Не дожидаясь ответа, он развернулся и засеменил мелкими шагами. Парень пристроился рядом.
— Митрофаныч, а ты где хоронился то? Я ужо глотку содрал тебя звать.
— Подиж ты. Эко куда метнуло. Глотку он себе сорвал. — Усмехнулся в бороду старик. — Как зелье чертово своей глоткой пить [2] (*) Пить зелье (стар рус) — курить табак
так он первой, а как покликать кого так и сорвал уж. Ты Григорий не виляй как собачий хвост, коль ус отрастил, да борода на челе мелкой порослю так уж завирать можно? А коли и спал я, так нече глотку драть.
Григорий молча шагал позади, стараясь не обгонять старика.
— Гляди у меня не балуй. А то и усов то не посмотрю — отхожу розговиной та.
Дальше шли молча, перешагивая через древние, покрытые мхом стволы поваленных старостью деревьев и обходя кучи влажного валежника. Весна вовсю вступила в свои права. На деревьях искрились мелкими изумрудами листья, молодая сочная трава местами полностью скрыла собой прошлогодние серые опадыши. Птицы, словно напившись хмельного зелья, старались перекричать друг друга.
Артель разбила лагерь на берегу мелкой, но по горному шустрой речушки. Ладно сложенные и покрытые лапником шалаши да вырытая землянка составляли все жилье семерых старателей.
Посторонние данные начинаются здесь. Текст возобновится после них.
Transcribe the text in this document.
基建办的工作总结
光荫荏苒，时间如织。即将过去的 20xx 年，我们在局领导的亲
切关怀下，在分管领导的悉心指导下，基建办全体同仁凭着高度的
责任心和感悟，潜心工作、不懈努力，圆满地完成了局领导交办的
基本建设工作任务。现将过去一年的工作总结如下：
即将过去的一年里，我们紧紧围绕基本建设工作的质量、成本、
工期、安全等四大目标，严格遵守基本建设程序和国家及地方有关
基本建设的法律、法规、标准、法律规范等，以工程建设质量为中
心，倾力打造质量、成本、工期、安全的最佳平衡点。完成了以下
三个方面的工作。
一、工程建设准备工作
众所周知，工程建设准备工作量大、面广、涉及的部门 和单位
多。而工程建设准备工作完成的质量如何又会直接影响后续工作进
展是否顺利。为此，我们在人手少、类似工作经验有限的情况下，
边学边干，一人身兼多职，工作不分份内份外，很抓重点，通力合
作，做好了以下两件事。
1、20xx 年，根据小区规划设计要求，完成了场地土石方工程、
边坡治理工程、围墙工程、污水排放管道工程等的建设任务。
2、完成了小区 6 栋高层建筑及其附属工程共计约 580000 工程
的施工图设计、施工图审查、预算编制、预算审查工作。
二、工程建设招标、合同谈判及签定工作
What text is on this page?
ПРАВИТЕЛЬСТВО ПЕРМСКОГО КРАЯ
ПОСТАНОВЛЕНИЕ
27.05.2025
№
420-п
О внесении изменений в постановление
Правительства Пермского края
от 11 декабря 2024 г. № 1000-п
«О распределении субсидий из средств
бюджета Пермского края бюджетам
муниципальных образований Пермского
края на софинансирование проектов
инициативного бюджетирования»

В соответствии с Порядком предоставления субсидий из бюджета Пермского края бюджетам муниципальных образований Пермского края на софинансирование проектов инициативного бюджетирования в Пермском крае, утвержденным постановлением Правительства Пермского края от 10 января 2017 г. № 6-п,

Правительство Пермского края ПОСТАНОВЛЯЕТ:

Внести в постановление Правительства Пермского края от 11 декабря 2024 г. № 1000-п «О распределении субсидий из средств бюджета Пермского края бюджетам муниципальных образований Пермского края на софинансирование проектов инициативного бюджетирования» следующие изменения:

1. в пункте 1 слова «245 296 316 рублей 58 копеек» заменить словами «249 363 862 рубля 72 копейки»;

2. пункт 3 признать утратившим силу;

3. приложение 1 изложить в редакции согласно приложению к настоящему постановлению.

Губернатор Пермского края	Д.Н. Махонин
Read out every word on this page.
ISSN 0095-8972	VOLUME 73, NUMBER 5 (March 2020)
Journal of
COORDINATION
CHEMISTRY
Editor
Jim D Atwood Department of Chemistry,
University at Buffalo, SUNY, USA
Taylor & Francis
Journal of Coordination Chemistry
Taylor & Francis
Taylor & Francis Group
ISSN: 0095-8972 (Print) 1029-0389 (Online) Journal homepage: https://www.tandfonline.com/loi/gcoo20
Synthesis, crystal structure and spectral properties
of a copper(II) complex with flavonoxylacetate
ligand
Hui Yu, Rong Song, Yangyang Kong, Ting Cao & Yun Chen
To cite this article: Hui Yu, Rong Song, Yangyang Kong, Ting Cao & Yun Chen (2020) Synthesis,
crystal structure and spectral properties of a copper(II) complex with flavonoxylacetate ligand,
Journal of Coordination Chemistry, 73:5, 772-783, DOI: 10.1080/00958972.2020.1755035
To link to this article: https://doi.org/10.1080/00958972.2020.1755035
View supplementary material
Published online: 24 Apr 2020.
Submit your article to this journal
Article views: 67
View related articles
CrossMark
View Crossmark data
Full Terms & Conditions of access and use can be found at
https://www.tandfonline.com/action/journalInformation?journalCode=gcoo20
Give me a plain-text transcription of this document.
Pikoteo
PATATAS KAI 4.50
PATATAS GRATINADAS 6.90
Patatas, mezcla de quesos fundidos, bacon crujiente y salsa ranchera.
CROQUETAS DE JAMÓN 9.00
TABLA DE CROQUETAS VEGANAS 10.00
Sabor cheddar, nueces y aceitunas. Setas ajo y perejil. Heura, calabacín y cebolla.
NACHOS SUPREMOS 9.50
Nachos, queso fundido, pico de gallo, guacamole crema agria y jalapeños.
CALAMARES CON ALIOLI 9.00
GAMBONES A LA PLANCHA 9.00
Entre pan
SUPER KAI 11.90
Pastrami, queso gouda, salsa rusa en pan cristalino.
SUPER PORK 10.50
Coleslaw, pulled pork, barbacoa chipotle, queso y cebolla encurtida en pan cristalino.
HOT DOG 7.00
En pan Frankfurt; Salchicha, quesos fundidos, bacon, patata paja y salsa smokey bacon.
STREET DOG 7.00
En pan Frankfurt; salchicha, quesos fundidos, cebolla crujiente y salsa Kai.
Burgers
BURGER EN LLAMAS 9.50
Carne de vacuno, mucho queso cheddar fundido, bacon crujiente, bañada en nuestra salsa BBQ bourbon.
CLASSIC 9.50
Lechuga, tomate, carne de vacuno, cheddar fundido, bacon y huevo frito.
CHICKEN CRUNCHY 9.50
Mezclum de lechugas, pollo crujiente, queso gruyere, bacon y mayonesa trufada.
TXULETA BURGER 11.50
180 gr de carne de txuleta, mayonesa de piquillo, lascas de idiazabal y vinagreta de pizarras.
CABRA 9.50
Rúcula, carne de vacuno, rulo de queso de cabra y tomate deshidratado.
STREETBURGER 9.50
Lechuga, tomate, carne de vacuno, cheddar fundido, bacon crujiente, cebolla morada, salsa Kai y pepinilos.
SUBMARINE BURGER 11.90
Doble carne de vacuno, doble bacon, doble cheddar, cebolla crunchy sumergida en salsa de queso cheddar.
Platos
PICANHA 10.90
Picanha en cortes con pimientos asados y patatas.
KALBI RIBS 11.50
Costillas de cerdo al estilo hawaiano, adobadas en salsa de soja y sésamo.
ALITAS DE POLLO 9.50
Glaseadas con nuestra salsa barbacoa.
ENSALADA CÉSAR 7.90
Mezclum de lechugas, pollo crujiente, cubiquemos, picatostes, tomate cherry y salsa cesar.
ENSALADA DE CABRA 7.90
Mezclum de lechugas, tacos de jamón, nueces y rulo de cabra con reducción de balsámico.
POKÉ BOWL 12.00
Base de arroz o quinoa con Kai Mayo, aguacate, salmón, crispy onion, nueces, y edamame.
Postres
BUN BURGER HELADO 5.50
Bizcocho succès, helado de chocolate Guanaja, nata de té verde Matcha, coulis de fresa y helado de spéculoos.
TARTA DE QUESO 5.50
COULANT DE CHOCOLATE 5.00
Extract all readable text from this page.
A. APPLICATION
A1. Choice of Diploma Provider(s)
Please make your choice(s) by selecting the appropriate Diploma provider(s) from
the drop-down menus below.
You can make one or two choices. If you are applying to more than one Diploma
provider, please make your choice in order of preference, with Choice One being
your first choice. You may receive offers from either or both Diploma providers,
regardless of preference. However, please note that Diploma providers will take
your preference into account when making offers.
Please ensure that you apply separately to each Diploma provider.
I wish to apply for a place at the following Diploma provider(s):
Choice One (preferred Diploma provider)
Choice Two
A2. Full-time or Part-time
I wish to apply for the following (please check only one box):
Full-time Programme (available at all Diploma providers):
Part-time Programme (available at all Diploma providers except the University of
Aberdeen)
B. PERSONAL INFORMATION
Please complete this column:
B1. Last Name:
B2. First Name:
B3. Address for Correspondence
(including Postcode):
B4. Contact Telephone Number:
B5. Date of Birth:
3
Рядом с крайним шалашом, на самой границе с пологим, белого песка, берегом тлел костерок, выплескивающий жидкие струйки дыма на добротный бревенчаный стол.
Пятеро мужиков, усевшись на деревянные чурбаны жадно уплетали уху, закусывая размоченными сухарями. На столе стоял штоф зеленого стекла, но чары оставались пустыми. То один, то другой старатель бросал мрачные взгляды на кусты и вновь склонялся над едой.
На шуршание веток обернулись все и, отложив ложки, молча дожидались, пока пришедшие не займут место за столом.
Митрофаныч сел, степенно огладил бороду, истово перекрестился и взялся за ложку. Ему тут же подвинули исходящую паром плошку с густой, душистой ухой. Старшой неторопливо разлил из штофа. Выпили по одной чарке и вновь заработали ложками. Не прикоснулся к еде только старшой.
— И где тебя лешай носил?
Митрофаныч проглотил еще ложку и только после ответил.
— На шишигу охотился.
Стол гулко грохнул хохотом. Смеялись долго, до слез и колик в животе, не обращая внимания на мрачный взгляд Митрофаныча.
— Ну и чего гогочете словно гусыни.
— Ну Митрофаныч ты даешь. Чай вроде не дите неразумное чтоб в сказки то бабкины верить. Ан туда же. — Старшой с всхлипом утер набежавшую слезу.
— Да вот тебе крест. На шишугу. — От резкого движения локтем Григорий, доселе сидевший рядом, слетел с чурбака и остался лежать на земле тихо всхлипывая, икая и хихикая.
— Но но. Ты богом та не клянись, коль завирайством занялся старый.
— Да не вру я. Вот те крест — На этот раз Митрофаныч посмотрел на Григория и еще раз перекрестился.
— Ну ладно, ладно. — Штоф снова опрокинулся над чарками. — Сказывай байку то.
Митрофаныч выпил предложенного простяка, довольно крякнул и закусил ушицей. Поставил чарку на стол и вопросительно посмотрел на старшого. Тот вновь забулькал штофом.
— А что тут сказывать то. Истину сказал. На шишигу охотился. Пошел я поутру стало быть к болоту, силков на зайчишек сладить. Да не дошел.
Третья чарка отправилась вслед за товарками. Митрофаныч подобрел лицом, утер пот со лба и продолжил.
— Дык вот. Не дошел я до болота то. Иду я стало быть себе, дорогу высматриваю, а тут в небе как грохотнет…
— Да брешет он все. Дождя уж осьмой день как нет. — Григорий поставил чурбак и уселся, отряхивая сор с колен. И тут же вновь слетел на землю от звонкой затрещины.